9 maisons de naissances autorisées
Après un appel à candidature lancé en juillet 2015, 9 maisons de naissance sont autorisées à fonctionner à titre expérimental pour une durée de 5 ans :
- CALM - Maison de naissance à Paris
- Premier cri à Vitry sur Seine
- Maison de naissance DOUMAIA à Castres
- La Maison à Grenoble
- Le Temps de Naitre à Baie-Mahault
- Joie de naitre à Saint Paul
- Premières heures au monde à Bourgoin-Jallieu
- MANALA, Maison de naissance Alsace à Sélestat
- Un nid pour Naitre à Nancy
Des structures considérées comme "sûres"
En 2019, une équipe de chercheuses de l'INSERM et du CNRS a publié un rapport d'évaluation6 des 8 maisons de naissances en activité en France. Toutes ont été considérées comme "sûres" pour la maman et le bébé.
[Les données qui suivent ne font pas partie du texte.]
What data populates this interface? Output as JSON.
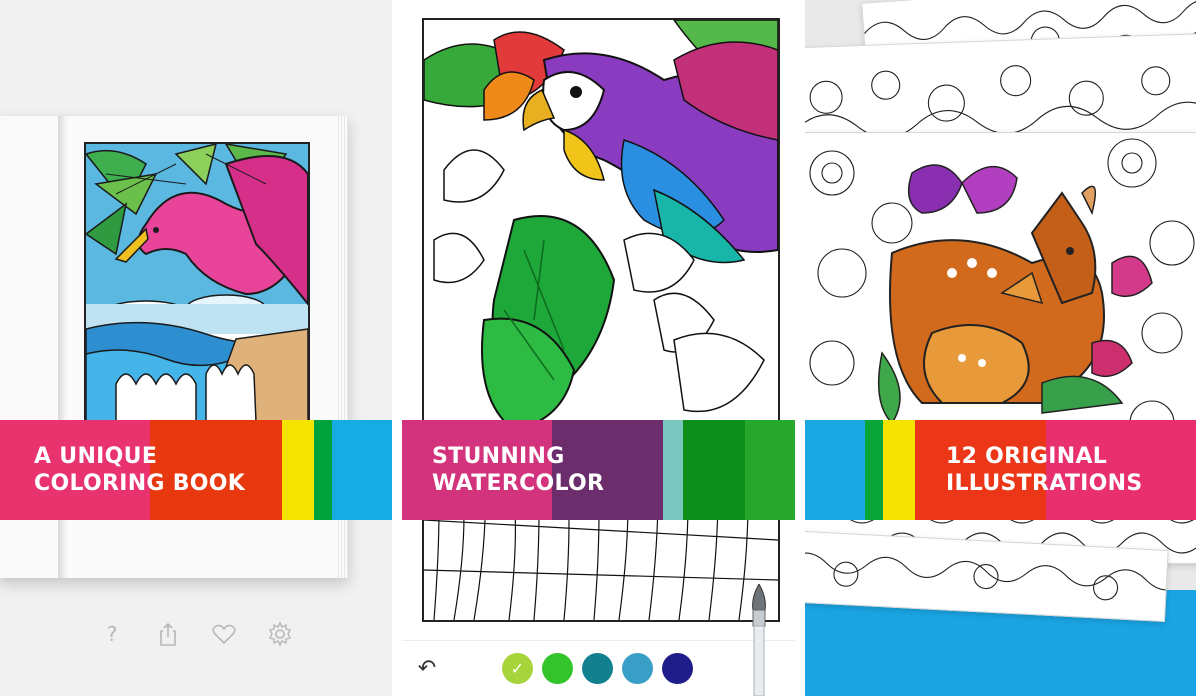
{
  "panels": [
    {
      "banner": {
        "line1": "A UNIQUE",
        "line2": "COLORING BOOK"
      },
      "stripe_colors": [
        "#e8336e",
        "#e8380f",
        "#f5e400",
        "#00a23c",
        "#15ace4"
      ],
      "icons": [
        "help-icon",
        "share-icon",
        "favorite-icon",
        "settings-icon"
      ],
      "help_glyph": "?"
    },
    {
      "banner": {
        "line1": "STUNNING",
        "line2": "WATERCOLOR"
      },
      "stripe_colors": [
        "#d3337c",
        "#6b2d6b",
        "#7ac7c0",
        "#0e8f1c",
        "#27a82d"
      ],
      "toolbar": {
        "undo_glyph": "↶",
        "selected_check": "✓",
        "swatches": [
          "#a7d33b",
          "#33c32a",
          "#12808f",
          "#399fc7",
          "#1e1d8a"
        ]
      }
    },
    {
      "banner": {
        "line1": "12 ORIGINAL",
        "line2": "ILLUSTRATIONS"
      },
      "stripe_colors": [
        "#19a8e2",
        "#09a43a",
        "#f5e200",
        "#ec3618",
        "#e8306e"
      ]
    }
  ]
}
A l’échéance de l’autorisation (2020), ces structures devront être à nouveau évaluées. Leur intérêt d’un point de vue médical mais également médico-économique sera étudié par la Direction générale de l’offre de soins (DGOS). Si le bilan de cette phase expérimentale est positif et si la demande des femmes pour une naissance moins médicalisée continue sur la même tendance, on peut penser que ces "maisons de naissances" vont se multiplier sur le territoire français.
Un projet pérennisé
Dans le cadre du projet de loi de financement de la sécurité sociale (PLFSS), le gouvernement a annoncé7 la pérennisation des maisons de naissance et la création de 12 nouveaux établissements dédiés à un accouchement sans hospitalisation. "Les résultats ont été positifs, tant du point de vue de la qualité et de la sécurité des soins prodigués, de l’efficience de la prise en charge, que de la diversité d’approches ainsi apportée aux femmes et aux couples. Elles peuvent donc être développées sur le territoire pour organiser l’accès des femmes qui le souhaitent à ce type de prise en charge" informe le ministère de la Santé.